Se os direitos de personalidade são bens definidores da própria pessoa, por isso projeção jurídica do ser, os dados genéticos encaixar-se-iam perfeitamente nessa categoria.
Logo, a proteção oferecida aos direitos de personalidade deve ser utilizada também na garantia das informações genéticas humanas. E, pela gravidade e extensão da ofensa, deve-se sempre preferir a tutela inibitória, isto é, a tutela preventiva pela qual se evita a concretização de um ato ilícito que ainda se encontra em potência. É a proteção da mera ameaça a direito e que, no que se refere aos dados genéticos, pode se dar de maneiras variadas.”
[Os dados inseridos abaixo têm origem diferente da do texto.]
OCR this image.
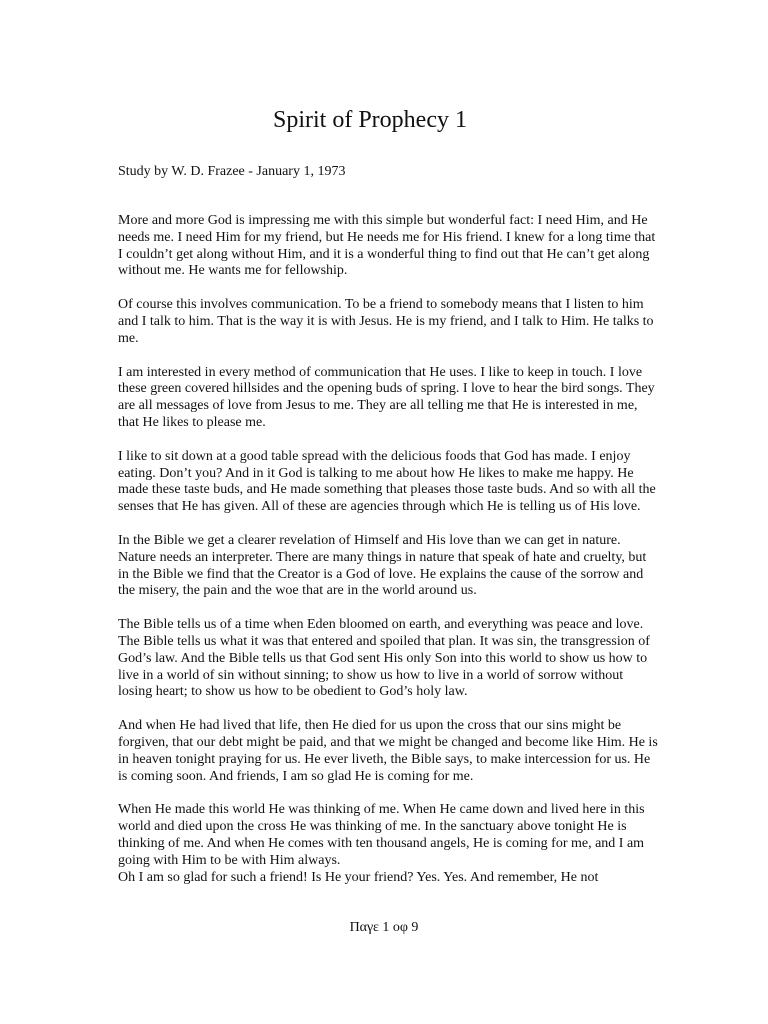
Spirit of Prophecy 1

Study by W. D. Frazee - January 1, 1973

More and more God is impressing me with this simple but wonderful fact: I need Him, and He needs me. I need Him for my friend, but He needs me for His friend. I knew for a long time that I couldn’t get along without Him, and it is a wonderful thing to find out that He can’t get along without me. He wants me for fellowship.

Of course this involves communication. To be a friend to somebody means that I listen to him and I talk to him. That is the way it is with Jesus. He is my friend, and I talk to Him. He talks to me.

I am interested in every method of communication that He uses. I like to keep in touch. I love these green covered hillsides and the opening buds of spring. I love to hear the bird songs. They are all messages of love from Jesus to me. They are all telling me that He is interested in me, that He likes to please me.

I like to sit down at a good table spread with the delicious foods that God has made. I enjoy eating. Don’t you? And in it God is talking to me about how He likes to make me happy. He made these taste buds, and He made something that pleases those taste buds. And so with all the senses that He has given. All of these are agencies through which He is telling us of His love.

In the Bible we get a clearer revelation of Himself and His love than we can get in nature. Nature needs an interpreter. There are many things in nature that speak of hate and cruelty, but in the Bible we find that the Creator is a God of love. He explains the cause of the sorrow and the misery, the pain and the woe that are in the world around us.

The Bible tells us of a time when Eden bloomed on earth, and everything was peace and love. The Bible tells us what it was that entered and spoiled that plan. It was sin, the transgression of God’s law. And the Bible tells us that God sent His only Son into this world to show us how to live in a world of sin without sinning; to show us how to live in a world of sorrow without losing heart; to show us how to be obedient to God’s holy law.

And when He had lived that life, then He died for us upon the cross that our sins might be forgiven, that our debt might be paid, and that we might be changed and become like Him. He is in heaven tonight praying for us. He ever liveth, the Bible says, to make intercession for us. He is coming soon. And friends, I am so glad He is coming for me.

When He made this world He was thinking of me. When He came down and lived here in this world and died upon the cross He was thinking of me. In the sanctuary above tonight He is thinking of me. And when He comes with ten thousand angels, He is coming for me, and I am going with Him to be with Him always.

Oh I am so glad for such a friend! Is He your friend? Yes. Yes. And remember, He not

Παγε 1 οφ 9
Os avanços tecnológicos impulsionam a ciência do Direito, que hoje deve considerar como parte da personalidade a genética do indivíduo, conferindo-lhe proteção similar àquela. Não se trata apenas de dados simples, obtidos da análise celular com. extração do DNA, mas da própria essência humana que diante de inúmeras combinações possíveis gerou um indivíduo, com características únicas.
Caracterizado o conceito de Patrimônio Genético como parte da Personalidade do indivíduo e, portanto, passível de proteção, devem ser analisados os efeitos jurídicos decorrentes da morte daquele doador que em algum momento deu início a um projeto de paternidade.
O projeto de paternidade que se admite para fins pedagógicos é aquela promessa realizada entre dois sujeitos, de qualquer sexo, em plena capacidade civil, ou seja sem restrições legais quanto a capacidade de contratar e agir.
Em análise superficial temos o disposto no artigo 1597 e seus incisos do Código Civil Brasileiro que parte da doutrina interpreta como permissivo legal para utilização de material genético para fins reprodutivos em momento posterior à morte do doador, desde que tenha prévia autorização, e, caminhando neste sentido temos a Resolução 2168/2017 do Conselho Federal de Medicina que assim dispõe:
VIII – REPRODUÇÃO ASSISTIDA POST-MORTEM
É permitida a reprodução assistida post-mortem desde que haja autorização prévia específica do(a) falecido(a) para o uso do material biológico criopreservado, de acordo com a legislação vigente.
A jurisprudência brasileira não se debruçou sobre o tema, havendo decisões que permitem a utilização de material genético desde que exista autorização prévia e decisões que não o permitem fundamentado na violação do princípio da autonomia da vontade[7].
Os casos até então estudados estão baseados na existência ou não de autorização prévia. Não importa de que modo essa autorização tenha sido concedida, desde que tenha sido prévia, o que denota um privilégio legislativo concedido à promessa de constituição do núcleo familiar realizada no ato da doação de material genético.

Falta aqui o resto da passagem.